Monday, March 17, 2008

Real Democracy Takes Guts

'Very few people really care about freedom, about liberty, about the truth, very few. Very few people have guts, the kind of guts on which a real democracy has to depend. Without people with that sort of guts a free society dies or cannot be born.'
--the indomitable 88-year-old novelist and Nobel laureate Doris Lessing, in The Golden Notebook. To learn more about the life & times of the self-educated Lessing, who dropped out of high school at the age of 15, you can go here. Like all great writers, she resists classification. While many regard Notebook, published in 1962, as a pathbreaking feminist tract and its author as a feminist icon, she spoke out in this interview with the Guardian, saying "I find myself increasingly shocked at the unthinking and automatic rubbishing of men which is now so part of our culture that it is hardly even noticed."

6 Comments:

At 12:53 PM, Anonymous Buster said...

By the way, how's that ombudsman at the New York Times working out?

Kristol commits major error in NYT column.

 
At 1:02 PM, Blogger John Ettorre said...

The only positive outcome of giving that right-wing clown Kristol such valuable real estate is how much he's embarrassed himself with a series of these kinds of factual errors, which have made him look even sillier than he already did.

As for the current NYT ombudsman (or reader's rep, as he's formally called), the jury is still out, but I've seen nothing to dissuade me from believing that he was a good and possibly even great choice. On the other hand, everyone who succeeds the first guy, Dan Okrent, is going to be challenged to fill the shoes, while just about anyone can look good in comparison to the second guy, Byron Calame, who was mostly a bust.

Glad to see you back in comments, dear Buster. The conversation around here just isn't the same without you.

 
At 1:15 PM, Anonymous (I mean) Mr. Bluster said...

Apparently the "readers' rep," Clark Hoyt, writes a column twice a month. That's it. There is no institutional soul-searching nor garment-rending going on.

I think the Times simply bought themselves some cheap insulation from criticism for a time by hiring Hoyt, no matter what fine credentials he had. He doesn't seem to be much of a firebrand.

 
At 1:20 PM, Blogger John Ettorre said...

No, at least not compared to the first guy.
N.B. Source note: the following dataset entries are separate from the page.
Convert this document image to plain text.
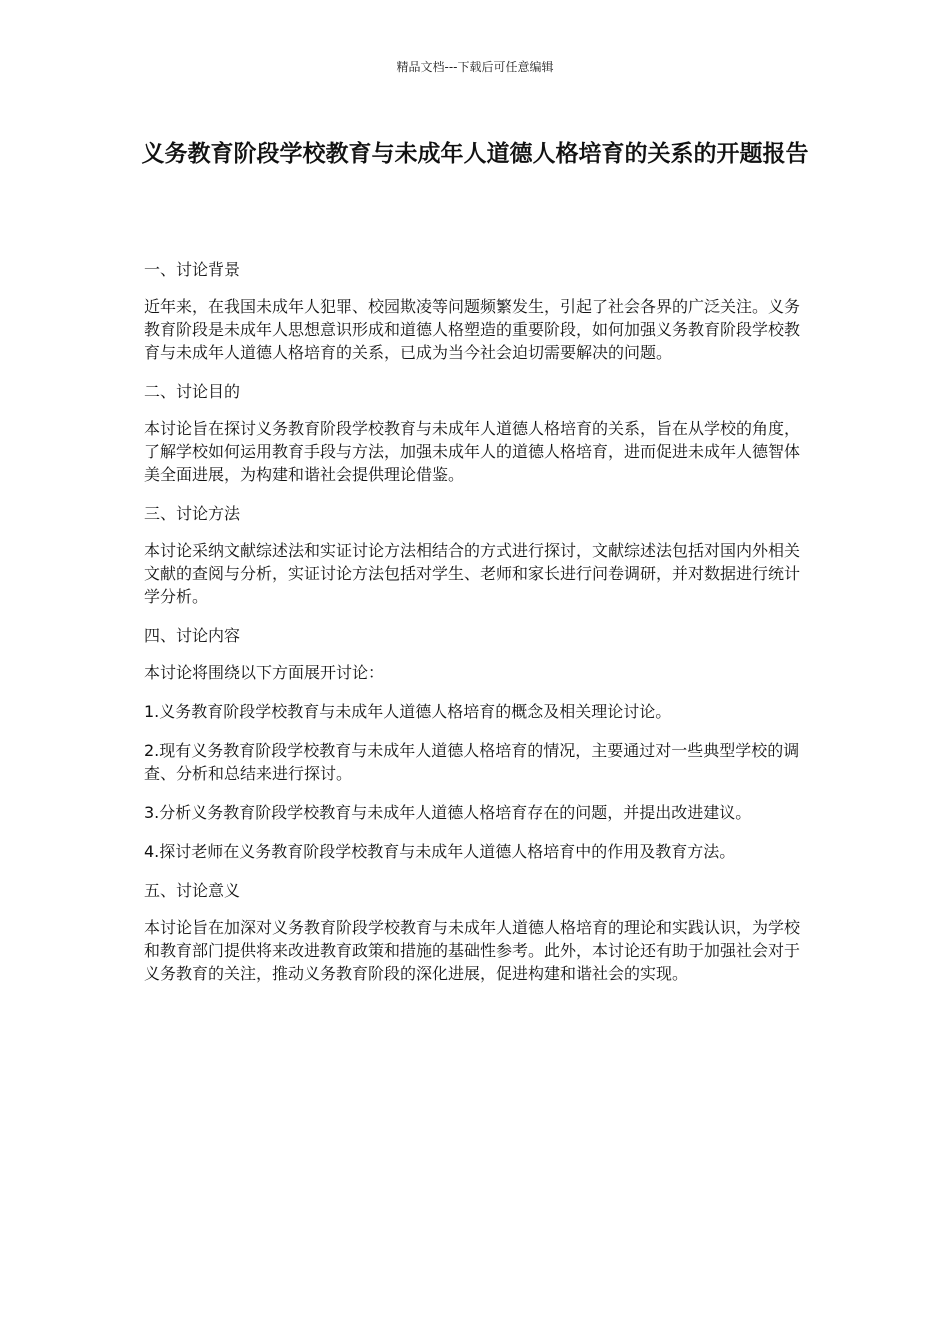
精品文档---下载后可任意编辑
义务教育阶段学校教育与未成年人道德人格培育的关系的开题报告

一、讨论背景

近年来，在我国未成年人犯罪、校园欺凌等问题频繁发生，引起了社会各界的广泛关注。义务教育阶段是未成年人思想意识形成和道德人格塑造的重要阶段，如何加强义务教育阶段学校教育与未成年人道德人格培育的关系，已成为当今社会迫切需要解决的问题。

二、讨论目的

本讨论旨在探讨义务教育阶段学校教育与未成年人道德人格培育的关系，旨在从学校的角度，了解学校如何运用教育手段与方法，加强未成年人的道德人格培育，进而促进未成年人德智体美全面进展，为构建和谐社会提供理论借鉴。

三、讨论方法

本讨论采纳文献综述法和实证讨论方法相结合的方式进行探讨，文献综述法包括对国内外相关文献的查阅与分析，实证讨论方法包括对学生、老师和家长进行问卷调研，并对数据进行统计学分析。

四、讨论内容

本讨论将围绕以下方面展开讨论：

1.义务教育阶段学校教育与未成年人道德人格培育的概念及相关理论讨论。

2.现有义务教育阶段学校教育与未成年人道德人格培育的情况，主要通过对一些典型学校的调查、分析和总结来进行探讨。

3.分析义务教育阶段学校教育与未成年人道德人格培育存在的问题，并提出改进建议。

4.探讨老师在义务教育阶段学校教育与未成年人道德人格培育中的作用及教育方法。

五、讨论意义

本讨论旨在加深对义务教育阶段学校教育与未成年人道德人格培育的理论和实践认识，为学校和教育部门提供将来改进教育政策和措施的基础性参考。此外，本讨论还有助于加强社会对于义务教育的关注，推动义务教育阶段的深化进展，促进构建和谐社会的实现。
And the decision to hire Kristol, by all reports, was the publisher's alone. And no doubt not popular among large portions of the staff, no doubt among a majority. But you know the saying that "he who has the gold rules." So I wouldn't saddle the entire organization with that decision. It was one guy at the top who made it, and who thus bears responsibility for it.

 
At 2:41 PM, Anonymous Mr. Bluster said...

Don't say "bear" today, or readers are likely to get "stern" with you.

 
At 2:49 PM, Blogger John Ettorre said...

That story leaves you shaking your head. Here's an investment house that made it through the Great Depression, but folds now, sold in a fire sale for $2 a share. It sure makes you pause and wonder about what's next for this economy. If only we had a president with the ability to inject confidence, rather than the second coming of poor, clueless Herbert Hoover.